E-code: Mastering Efficient Code Generation through Pretrained Models and Expert Encoder Group

• URL: http://arxiv.org/abs/2408.12948v1
• Date: Fri, 23 Aug 2024 09:57:37 GMT
• Title: E-code: Mastering Efficient Code Generation through Pretrained Models and Expert Encoder Group
• Authors: Yue Pan, Chen Lyu, Zhenyu Yang, Lantian Li, Qi Liu, Xiuting Shao,
• Abstract summary: This study aims to address the research gap in this domain, offering practical solutions to the various challenges encountered. Specifically, we have overcome the constraints of traditional performance error rectification strategies and developed a Language Model (LM) tailored for the competitive code efficiency optimization realm.

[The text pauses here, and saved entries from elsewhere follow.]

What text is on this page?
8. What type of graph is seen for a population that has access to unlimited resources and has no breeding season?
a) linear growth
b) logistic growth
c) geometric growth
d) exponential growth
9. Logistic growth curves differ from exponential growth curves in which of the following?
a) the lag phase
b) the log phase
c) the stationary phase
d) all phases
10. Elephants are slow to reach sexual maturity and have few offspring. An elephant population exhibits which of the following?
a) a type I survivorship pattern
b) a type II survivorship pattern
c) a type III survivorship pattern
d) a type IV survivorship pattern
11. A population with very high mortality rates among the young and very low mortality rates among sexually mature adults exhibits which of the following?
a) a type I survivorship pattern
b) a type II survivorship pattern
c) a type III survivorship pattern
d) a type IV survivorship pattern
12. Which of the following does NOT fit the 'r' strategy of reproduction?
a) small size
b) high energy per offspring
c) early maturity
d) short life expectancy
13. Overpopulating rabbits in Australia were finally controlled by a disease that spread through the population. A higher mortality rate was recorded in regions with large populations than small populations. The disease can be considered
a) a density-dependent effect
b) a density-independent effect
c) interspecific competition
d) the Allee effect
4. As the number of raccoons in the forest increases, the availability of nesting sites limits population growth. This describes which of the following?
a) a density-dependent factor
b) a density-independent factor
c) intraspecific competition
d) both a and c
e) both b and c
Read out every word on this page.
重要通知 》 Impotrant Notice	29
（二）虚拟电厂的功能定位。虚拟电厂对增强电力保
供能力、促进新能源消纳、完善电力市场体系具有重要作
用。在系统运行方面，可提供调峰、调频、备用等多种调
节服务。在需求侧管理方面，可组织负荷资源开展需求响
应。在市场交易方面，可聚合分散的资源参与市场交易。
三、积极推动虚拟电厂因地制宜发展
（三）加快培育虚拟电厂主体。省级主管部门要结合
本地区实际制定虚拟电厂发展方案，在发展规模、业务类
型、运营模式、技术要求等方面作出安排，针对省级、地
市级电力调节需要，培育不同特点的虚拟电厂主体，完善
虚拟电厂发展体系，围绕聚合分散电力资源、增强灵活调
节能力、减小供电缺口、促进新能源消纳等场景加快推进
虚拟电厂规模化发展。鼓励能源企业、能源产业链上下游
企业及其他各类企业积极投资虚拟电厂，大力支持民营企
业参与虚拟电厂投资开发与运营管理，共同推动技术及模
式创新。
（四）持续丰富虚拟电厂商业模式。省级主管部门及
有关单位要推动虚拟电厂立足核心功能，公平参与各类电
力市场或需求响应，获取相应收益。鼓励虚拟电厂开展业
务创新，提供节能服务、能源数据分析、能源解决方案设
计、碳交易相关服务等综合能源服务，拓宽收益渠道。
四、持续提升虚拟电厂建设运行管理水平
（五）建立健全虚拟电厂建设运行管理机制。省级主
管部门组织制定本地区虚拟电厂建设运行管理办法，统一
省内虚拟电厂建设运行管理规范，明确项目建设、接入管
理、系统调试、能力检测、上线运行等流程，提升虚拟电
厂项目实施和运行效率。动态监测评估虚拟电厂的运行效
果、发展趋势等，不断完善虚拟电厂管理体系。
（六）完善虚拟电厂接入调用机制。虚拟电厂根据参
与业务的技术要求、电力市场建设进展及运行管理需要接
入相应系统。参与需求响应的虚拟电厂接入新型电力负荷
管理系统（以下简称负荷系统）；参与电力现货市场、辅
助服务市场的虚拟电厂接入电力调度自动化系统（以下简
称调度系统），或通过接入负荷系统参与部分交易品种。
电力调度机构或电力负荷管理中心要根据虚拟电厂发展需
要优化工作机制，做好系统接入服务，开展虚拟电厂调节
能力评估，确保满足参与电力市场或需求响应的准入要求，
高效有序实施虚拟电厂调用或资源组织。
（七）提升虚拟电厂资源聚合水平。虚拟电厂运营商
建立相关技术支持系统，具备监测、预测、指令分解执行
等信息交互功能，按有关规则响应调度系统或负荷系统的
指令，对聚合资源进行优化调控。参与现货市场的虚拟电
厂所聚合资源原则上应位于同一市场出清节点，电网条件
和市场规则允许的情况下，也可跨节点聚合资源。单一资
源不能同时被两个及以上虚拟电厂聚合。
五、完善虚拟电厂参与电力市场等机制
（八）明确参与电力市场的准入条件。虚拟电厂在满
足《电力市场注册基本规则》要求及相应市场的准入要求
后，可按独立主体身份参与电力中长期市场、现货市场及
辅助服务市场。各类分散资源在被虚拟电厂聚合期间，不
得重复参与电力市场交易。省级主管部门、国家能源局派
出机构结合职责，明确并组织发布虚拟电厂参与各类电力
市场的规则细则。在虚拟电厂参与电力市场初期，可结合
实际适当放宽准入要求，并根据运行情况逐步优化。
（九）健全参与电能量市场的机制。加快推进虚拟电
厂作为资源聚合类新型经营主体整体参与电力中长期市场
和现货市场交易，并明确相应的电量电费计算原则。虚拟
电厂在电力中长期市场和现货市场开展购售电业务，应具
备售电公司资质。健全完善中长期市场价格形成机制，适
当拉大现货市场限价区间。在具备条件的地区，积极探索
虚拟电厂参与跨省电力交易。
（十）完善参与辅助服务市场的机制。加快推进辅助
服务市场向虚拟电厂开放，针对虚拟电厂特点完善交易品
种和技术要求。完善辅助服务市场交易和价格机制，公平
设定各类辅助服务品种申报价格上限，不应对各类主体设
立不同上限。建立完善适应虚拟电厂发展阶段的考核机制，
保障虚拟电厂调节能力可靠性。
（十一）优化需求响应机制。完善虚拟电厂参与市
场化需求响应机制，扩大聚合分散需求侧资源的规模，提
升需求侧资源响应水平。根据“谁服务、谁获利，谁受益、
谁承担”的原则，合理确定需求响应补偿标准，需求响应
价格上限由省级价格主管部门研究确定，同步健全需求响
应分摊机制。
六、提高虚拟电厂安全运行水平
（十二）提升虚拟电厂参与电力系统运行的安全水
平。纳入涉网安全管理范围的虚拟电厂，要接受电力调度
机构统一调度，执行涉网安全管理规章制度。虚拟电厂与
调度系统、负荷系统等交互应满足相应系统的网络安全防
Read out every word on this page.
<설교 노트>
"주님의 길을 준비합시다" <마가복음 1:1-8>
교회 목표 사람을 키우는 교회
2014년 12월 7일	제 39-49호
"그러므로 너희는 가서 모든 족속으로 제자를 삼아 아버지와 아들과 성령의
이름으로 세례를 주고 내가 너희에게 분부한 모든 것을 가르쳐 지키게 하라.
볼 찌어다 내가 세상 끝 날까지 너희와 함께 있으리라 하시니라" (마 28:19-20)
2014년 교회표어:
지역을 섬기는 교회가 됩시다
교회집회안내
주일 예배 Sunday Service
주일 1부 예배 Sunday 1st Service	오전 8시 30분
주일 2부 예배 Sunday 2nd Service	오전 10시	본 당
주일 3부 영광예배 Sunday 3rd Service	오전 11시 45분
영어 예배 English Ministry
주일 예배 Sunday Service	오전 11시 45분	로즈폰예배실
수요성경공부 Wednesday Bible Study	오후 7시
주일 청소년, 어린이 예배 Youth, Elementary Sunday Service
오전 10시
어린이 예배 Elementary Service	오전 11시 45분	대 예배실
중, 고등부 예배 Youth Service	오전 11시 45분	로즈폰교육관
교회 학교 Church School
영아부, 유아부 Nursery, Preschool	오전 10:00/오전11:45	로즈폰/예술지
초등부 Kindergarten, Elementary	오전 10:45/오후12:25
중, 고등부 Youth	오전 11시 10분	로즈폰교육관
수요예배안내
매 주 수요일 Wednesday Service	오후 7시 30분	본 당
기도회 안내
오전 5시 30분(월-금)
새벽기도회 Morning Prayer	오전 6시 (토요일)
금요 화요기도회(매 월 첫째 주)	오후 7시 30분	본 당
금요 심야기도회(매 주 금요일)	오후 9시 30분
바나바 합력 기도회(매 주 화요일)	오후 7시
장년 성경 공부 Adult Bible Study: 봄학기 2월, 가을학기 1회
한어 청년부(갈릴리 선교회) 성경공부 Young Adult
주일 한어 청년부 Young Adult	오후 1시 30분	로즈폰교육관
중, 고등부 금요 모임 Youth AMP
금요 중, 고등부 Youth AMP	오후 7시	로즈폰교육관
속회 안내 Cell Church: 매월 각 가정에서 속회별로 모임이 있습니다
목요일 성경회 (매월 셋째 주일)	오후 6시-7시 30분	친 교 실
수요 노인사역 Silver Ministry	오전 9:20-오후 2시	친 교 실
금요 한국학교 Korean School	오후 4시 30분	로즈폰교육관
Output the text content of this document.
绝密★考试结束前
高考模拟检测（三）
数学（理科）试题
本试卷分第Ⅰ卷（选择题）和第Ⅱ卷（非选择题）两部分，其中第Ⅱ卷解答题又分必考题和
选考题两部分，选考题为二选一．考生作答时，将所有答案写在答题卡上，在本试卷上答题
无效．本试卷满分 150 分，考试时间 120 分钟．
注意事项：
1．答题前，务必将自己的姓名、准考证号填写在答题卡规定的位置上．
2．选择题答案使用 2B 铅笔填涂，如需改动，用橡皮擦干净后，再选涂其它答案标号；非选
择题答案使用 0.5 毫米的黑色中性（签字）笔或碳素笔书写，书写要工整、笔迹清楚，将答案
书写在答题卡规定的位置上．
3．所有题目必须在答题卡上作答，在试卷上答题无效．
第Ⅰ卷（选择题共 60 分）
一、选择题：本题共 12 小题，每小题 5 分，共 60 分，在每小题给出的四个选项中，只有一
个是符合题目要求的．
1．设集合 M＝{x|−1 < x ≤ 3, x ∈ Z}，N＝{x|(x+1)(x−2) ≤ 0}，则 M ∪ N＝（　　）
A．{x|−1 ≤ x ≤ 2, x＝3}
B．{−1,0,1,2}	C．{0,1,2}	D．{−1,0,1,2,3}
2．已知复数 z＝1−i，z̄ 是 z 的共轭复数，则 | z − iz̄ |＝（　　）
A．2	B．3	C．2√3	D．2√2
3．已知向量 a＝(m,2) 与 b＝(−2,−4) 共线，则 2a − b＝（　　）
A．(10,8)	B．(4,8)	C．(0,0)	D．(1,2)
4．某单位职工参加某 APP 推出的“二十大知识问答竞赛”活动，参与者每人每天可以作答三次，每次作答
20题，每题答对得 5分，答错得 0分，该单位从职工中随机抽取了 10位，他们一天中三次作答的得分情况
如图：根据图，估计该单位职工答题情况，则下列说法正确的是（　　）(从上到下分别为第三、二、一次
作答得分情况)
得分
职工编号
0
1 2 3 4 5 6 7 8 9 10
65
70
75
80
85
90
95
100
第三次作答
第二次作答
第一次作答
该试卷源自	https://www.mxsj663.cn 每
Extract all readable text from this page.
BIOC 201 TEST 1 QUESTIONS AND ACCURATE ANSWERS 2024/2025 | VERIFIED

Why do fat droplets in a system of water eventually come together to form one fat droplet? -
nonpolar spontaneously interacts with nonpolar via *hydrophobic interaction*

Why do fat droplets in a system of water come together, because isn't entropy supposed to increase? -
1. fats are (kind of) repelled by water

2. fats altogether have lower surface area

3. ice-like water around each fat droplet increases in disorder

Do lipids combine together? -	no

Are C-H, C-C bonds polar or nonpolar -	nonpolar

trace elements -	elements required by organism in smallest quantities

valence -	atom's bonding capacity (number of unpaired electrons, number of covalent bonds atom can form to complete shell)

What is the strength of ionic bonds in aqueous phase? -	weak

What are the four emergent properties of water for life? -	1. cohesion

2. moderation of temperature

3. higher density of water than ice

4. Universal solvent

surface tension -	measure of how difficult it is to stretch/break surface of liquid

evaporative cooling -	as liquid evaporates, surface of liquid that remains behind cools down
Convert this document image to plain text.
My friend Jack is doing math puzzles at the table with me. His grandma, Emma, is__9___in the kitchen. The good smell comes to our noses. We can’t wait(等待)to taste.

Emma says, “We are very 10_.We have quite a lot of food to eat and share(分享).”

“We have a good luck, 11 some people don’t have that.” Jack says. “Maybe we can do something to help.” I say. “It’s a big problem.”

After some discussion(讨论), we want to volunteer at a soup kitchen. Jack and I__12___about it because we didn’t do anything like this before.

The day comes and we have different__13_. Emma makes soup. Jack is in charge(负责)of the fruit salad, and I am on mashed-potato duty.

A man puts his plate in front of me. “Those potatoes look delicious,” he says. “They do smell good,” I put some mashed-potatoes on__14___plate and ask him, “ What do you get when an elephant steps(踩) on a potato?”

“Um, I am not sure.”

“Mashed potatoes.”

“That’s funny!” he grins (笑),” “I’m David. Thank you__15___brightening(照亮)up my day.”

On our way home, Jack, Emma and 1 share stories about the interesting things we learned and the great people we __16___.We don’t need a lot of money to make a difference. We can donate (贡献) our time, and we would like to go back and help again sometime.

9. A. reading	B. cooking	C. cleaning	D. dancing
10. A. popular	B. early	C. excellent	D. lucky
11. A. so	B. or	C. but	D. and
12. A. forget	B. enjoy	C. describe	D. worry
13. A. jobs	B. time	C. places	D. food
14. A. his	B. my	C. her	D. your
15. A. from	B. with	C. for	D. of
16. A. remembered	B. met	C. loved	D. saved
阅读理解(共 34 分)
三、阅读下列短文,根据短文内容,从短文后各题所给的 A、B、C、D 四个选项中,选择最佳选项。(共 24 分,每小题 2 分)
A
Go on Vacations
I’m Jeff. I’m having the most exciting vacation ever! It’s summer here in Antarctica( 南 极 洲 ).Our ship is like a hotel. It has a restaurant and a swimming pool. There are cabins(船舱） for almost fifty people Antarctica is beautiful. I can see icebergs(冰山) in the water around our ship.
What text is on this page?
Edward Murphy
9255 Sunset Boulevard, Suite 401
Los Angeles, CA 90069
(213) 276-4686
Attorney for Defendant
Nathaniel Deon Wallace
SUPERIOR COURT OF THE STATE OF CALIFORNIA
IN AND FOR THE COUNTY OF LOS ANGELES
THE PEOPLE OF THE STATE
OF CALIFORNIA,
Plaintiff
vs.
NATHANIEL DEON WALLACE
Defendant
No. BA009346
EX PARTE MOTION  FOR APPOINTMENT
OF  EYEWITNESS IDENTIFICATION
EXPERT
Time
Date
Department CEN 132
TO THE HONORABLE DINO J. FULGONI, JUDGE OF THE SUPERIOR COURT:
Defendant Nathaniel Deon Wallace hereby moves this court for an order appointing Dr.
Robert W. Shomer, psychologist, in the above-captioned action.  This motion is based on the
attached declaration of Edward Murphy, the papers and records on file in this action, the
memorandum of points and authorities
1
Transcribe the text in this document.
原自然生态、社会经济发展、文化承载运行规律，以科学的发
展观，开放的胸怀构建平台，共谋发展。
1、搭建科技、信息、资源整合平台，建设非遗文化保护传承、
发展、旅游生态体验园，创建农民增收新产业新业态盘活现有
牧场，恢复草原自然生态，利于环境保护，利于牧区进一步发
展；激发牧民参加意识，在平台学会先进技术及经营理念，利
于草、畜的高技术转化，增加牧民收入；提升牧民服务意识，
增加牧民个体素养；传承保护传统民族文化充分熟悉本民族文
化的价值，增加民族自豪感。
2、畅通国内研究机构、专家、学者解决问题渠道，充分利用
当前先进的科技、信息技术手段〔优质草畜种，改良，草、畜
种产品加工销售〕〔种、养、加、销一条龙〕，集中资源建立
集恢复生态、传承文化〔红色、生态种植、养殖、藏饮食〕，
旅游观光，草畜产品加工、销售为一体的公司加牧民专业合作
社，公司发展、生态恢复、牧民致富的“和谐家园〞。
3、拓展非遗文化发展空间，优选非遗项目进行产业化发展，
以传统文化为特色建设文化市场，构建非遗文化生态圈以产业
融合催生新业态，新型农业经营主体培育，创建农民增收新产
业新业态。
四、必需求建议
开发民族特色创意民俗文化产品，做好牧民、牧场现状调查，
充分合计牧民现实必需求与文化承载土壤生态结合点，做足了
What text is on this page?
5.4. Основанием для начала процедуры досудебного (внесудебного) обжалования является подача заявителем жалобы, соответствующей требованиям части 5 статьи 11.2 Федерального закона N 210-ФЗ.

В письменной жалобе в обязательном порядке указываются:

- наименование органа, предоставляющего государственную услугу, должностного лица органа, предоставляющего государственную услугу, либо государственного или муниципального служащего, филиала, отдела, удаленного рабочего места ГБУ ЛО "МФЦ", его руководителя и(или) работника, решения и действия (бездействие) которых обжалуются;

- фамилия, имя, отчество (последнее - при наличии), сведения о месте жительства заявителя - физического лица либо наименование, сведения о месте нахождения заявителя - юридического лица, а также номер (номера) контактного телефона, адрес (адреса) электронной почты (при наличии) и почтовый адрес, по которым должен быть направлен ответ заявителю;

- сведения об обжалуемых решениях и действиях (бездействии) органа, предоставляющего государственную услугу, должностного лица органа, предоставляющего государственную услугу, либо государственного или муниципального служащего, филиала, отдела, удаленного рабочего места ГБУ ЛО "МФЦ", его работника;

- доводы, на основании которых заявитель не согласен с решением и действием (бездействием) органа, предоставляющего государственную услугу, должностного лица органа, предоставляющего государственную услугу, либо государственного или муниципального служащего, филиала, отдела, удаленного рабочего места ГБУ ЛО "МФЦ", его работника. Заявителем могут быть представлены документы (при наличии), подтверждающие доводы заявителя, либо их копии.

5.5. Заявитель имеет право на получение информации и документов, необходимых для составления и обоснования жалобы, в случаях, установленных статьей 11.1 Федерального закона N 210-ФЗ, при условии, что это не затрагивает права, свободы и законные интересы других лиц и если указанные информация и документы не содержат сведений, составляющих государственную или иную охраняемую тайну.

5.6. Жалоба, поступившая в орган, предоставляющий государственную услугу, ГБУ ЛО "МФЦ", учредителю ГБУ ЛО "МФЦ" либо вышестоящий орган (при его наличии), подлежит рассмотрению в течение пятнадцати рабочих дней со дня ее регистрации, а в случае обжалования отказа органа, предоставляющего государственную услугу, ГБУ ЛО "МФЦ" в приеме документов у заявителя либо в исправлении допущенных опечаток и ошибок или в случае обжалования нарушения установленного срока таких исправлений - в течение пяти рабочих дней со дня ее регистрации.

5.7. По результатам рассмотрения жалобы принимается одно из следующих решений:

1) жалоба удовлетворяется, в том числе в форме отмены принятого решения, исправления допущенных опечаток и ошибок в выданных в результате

• Score: 16.86051578498044
• License: http://arxiv.org/licenses/nonexclusive-distrib/1.0/
• Abstract: Context: With the waning of Moore's Law, the software industry is placing increasing importance on finding alternative solutions for continuous performance enhancement. The significance and research results of software performance optimization have been on the rise in recent years, especially with the advancement propelled by Large Language Models(LLMs). However, traditional strategies for rectifying performance flaws have shown significant limitations at the competitive code efficiency optimization level, and research on this topic is surprisingly scarce. Objective: This study aims to address the research gap in this domain, offering practical solutions to the various challenges encountered. Specifically, we have overcome the constraints of traditional performance error rectification strategies and developed a Language Model (LM) tailored for the competitive code efficiency optimization realm. Method: We introduced E-code, an advanced program synthesis LM. Inspired by the recent success of expert LMs, we designed an innovative structure called the Expert Encoder Group. This structure employs multiple expert encoders to extract features tailored for different input types. We assessed the performance of E-code against other leading models on a competitive dataset and conducted in-depth ablation experiments. Results: Upon systematic evaluation, E-code achieved a 54.98% improvement in code efficiency, significantly outperforming other advanced models. In the ablation experiments, we further validated the significance of the expert encoder group and other components within E-code. Conclusion: The research findings indicate that the expert encoder group can effectively handle various inputs in efficiency optimization tasks, significantly enhancing the model's performance.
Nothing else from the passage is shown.